The act requires the agency to review each NAAQS every five years. That schedule is rarely met,
but it often triggers lawsuits that force the agency to undertake a review. In the case of ozone, the
American Lung Association filed suit over EPA’s failure to complete a review in 2003, and a
consent decree established a schedule under which the Bush Administration’s EPA promulgated
revisions to the NAAQS in March 2008.4 Numerous parties petitioned the courts for a review of
that standard,5 and, with the change of Administrations, EPA itself concluded that it had concerns
whether the 2008 standards “satisfy the requirements of the Clean Air Act.” Thus, in September
2009, the agency suspended implementation of the 2008 standards and set a schedule for their
review under which the January 2010 proposal was released. EPA is also in the process of
reviewing several other NAAQS. For more information, see the “Air Quality Standards” section
of CRS Report R40145, Clean Air Issues in the 111th Congress.
The NAAQS Process
Reviewing an existing NAAQS is generally a long process. To begin the process, EPA scientists
review the scientific literature published since the last NAAQS revision, and summarize it in a
report known as a Criteria Document. The review that culminated in the 2008 ozone revision
identified 1,700 scientific studies on topics as wide-ranging as the physics and chemistry of ozone
in the atmosphere; environmental concentrations, patterns, and exposure; dosimetry and animal-
to-human extrapolation; toxicology; interactions with co-occurring pollutants; controlled human
exposure studies; epidemiology; effects on vegetation and ecosystems; effects on UVB exposures
and climate; and effects on man-made materials. A second document that EPA prepares, the Staff
Paper, summarizes the information compiled in the Criteria Document and provides the
Administrator with options regarding the indicators, averaging times, statistical form, and
numerical level (concentration) of the NAAQS.
To ensure that these reviews meet the highest scientific standards, the 1977 amendments to the
Clean Air Act required the Administrator to appoint an independent Clean Air Scientific Advisory
Committee (CASAC). CASAC has seven members, largely from academia and from private
research institutions. In conducting NAAQS reviews, their expertise is supplemented by panels of
the nation’s leading experts on the health and environmental effects of the specific pollutants that
are under review. These panels can be rather large. The review panel for the 2008 ozone standard,
for example, had 23 members. CASAC and the public make suggestions regarding the

3 Authority to establish NAAQS comes from both Sections 108 and 109 of the act; this definition of criteria pollutants
is found in Section 108. The authority and procedures for controlling the sources of criteria pollutants are found
throughout Titles I, II, and IV of the act. Pollutants that are less widely emitted are generally classified as “hazardous
air pollutants” and are regulated under a different section of the act (Section 112).
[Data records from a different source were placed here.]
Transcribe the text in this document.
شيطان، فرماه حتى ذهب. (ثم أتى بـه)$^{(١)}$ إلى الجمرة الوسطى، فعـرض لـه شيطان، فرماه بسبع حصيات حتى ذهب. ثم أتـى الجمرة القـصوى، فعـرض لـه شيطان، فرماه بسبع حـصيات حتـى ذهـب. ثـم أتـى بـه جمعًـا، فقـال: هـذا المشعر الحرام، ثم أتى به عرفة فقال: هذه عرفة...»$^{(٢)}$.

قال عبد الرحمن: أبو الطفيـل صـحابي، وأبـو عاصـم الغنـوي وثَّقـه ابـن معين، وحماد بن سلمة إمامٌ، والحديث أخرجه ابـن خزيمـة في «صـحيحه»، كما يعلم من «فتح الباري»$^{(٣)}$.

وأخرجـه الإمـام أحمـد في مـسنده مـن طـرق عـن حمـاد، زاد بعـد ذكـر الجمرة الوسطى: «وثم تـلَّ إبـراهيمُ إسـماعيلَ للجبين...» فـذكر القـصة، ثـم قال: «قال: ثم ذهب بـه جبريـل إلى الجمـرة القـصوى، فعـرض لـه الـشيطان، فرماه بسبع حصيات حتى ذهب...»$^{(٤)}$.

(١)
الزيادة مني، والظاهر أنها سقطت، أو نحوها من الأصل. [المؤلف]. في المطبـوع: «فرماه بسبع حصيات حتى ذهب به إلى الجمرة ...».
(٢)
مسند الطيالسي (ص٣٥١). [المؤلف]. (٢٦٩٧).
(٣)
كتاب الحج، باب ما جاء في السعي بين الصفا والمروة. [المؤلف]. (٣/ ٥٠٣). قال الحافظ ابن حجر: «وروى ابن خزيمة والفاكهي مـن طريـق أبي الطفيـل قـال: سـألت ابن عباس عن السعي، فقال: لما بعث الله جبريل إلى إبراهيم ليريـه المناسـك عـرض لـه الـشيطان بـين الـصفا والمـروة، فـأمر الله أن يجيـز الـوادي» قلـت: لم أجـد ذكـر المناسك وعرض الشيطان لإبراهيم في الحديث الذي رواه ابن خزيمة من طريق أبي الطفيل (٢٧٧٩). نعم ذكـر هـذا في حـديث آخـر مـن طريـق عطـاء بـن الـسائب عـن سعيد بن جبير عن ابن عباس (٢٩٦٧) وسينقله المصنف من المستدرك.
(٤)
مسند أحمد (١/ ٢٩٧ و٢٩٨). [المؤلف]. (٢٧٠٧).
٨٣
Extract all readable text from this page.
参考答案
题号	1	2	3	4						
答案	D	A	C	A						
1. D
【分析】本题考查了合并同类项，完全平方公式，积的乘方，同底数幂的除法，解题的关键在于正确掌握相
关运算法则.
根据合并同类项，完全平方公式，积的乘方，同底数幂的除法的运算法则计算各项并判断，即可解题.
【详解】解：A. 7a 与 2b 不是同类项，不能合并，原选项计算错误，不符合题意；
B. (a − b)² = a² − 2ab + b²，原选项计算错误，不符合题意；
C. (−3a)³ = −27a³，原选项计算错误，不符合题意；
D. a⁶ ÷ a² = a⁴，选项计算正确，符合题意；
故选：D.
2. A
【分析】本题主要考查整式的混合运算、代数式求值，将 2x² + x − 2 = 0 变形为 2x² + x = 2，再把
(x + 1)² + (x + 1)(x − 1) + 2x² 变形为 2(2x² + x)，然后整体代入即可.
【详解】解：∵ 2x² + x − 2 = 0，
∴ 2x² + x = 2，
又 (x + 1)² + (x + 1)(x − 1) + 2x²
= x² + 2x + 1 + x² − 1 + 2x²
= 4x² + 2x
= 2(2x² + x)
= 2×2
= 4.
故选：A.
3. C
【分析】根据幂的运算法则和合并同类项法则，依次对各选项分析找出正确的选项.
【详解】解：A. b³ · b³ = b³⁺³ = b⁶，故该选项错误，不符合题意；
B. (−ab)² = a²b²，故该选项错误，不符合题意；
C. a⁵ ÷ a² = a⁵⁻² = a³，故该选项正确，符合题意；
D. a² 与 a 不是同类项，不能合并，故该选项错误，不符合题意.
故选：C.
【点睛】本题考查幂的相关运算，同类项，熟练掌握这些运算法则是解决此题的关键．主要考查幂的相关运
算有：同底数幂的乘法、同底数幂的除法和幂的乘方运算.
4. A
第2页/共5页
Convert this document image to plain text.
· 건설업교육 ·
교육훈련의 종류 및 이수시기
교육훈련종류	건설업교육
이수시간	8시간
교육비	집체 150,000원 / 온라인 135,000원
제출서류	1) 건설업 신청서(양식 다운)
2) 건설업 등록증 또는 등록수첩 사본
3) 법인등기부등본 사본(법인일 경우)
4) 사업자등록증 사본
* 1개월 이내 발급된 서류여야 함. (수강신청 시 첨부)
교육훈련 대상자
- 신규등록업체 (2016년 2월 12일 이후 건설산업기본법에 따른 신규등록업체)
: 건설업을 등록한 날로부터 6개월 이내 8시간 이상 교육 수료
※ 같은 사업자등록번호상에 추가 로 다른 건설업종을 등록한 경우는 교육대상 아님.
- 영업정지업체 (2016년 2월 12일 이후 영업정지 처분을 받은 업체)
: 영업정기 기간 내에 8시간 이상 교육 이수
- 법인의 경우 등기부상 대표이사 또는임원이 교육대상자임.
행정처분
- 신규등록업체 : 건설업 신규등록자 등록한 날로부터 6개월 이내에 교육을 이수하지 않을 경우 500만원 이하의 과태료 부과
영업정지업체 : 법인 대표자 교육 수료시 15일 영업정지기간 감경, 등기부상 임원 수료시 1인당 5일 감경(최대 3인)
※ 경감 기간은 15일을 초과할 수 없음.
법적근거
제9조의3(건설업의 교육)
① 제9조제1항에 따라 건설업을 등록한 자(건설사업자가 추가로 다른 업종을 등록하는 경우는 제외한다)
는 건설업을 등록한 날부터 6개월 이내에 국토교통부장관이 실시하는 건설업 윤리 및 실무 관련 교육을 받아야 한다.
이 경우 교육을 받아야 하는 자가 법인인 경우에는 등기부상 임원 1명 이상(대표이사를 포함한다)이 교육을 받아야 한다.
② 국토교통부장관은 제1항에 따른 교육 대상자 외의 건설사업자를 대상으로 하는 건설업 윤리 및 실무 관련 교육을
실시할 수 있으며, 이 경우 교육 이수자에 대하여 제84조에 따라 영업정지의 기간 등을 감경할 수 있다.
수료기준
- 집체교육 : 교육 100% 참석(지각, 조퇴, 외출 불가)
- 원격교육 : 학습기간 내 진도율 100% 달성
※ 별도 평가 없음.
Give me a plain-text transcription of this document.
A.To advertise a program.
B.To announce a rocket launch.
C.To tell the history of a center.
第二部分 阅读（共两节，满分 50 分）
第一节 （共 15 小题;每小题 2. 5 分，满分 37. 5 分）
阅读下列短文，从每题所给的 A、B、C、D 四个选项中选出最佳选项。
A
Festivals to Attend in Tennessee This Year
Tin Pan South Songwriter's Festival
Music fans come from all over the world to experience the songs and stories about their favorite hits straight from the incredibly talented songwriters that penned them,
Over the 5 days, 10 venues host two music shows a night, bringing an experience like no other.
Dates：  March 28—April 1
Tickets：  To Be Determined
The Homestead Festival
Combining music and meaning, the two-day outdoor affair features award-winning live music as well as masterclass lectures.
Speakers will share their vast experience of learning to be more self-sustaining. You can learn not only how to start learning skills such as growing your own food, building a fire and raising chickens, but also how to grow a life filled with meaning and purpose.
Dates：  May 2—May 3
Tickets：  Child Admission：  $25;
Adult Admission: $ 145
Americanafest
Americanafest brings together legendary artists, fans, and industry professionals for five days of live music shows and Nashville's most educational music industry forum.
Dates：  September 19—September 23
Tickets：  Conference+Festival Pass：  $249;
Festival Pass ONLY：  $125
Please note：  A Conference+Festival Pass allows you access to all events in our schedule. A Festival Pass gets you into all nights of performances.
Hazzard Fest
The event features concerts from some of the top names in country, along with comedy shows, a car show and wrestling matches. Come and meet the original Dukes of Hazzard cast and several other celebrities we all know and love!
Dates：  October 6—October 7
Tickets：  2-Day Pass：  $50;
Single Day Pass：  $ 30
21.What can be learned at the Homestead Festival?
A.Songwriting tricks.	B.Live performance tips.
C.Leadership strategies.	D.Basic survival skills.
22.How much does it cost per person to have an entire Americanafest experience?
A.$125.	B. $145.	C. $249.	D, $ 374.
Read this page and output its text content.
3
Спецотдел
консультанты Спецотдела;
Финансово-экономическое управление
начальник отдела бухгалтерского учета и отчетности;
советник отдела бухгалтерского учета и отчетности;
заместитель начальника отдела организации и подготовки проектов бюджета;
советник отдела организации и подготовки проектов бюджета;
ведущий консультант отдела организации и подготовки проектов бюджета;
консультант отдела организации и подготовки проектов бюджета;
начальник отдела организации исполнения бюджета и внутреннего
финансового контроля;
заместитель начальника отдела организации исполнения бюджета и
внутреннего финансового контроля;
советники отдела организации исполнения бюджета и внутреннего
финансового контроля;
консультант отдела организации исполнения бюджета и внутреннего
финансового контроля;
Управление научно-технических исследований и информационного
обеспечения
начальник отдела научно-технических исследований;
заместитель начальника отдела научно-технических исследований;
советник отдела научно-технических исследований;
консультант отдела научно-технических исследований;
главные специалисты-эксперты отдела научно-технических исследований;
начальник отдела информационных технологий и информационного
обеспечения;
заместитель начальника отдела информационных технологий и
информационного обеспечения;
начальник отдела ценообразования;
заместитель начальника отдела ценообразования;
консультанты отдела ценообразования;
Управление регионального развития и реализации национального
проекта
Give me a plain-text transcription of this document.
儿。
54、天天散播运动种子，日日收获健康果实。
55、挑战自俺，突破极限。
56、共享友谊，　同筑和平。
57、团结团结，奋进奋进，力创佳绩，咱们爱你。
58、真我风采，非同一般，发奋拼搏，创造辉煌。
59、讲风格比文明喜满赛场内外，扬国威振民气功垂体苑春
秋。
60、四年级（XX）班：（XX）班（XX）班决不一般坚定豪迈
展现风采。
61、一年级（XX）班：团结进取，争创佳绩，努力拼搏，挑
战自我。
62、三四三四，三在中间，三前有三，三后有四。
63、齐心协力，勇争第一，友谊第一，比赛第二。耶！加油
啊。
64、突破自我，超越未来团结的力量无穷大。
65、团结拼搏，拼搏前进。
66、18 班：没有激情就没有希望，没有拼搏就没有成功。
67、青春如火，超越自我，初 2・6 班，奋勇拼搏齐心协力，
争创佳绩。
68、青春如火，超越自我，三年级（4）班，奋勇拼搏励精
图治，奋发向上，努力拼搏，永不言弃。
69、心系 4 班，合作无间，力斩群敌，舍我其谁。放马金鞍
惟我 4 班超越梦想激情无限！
4 The schedule was set by a consent decree that settled a lawsuit filed by the American Lung Association (American
Lung Association v. Leavitt, D.D.C., No. 03-778, modified consent decree approved 12/16/04). EPA agreed that it
would propose whether to retain or revise the ozone standard by June 20, 2007, and take final action by March 12,
2008.
5 Mississippi v. EPA, D.C. Cir., No. 08-1200, notice filed 9/16/09.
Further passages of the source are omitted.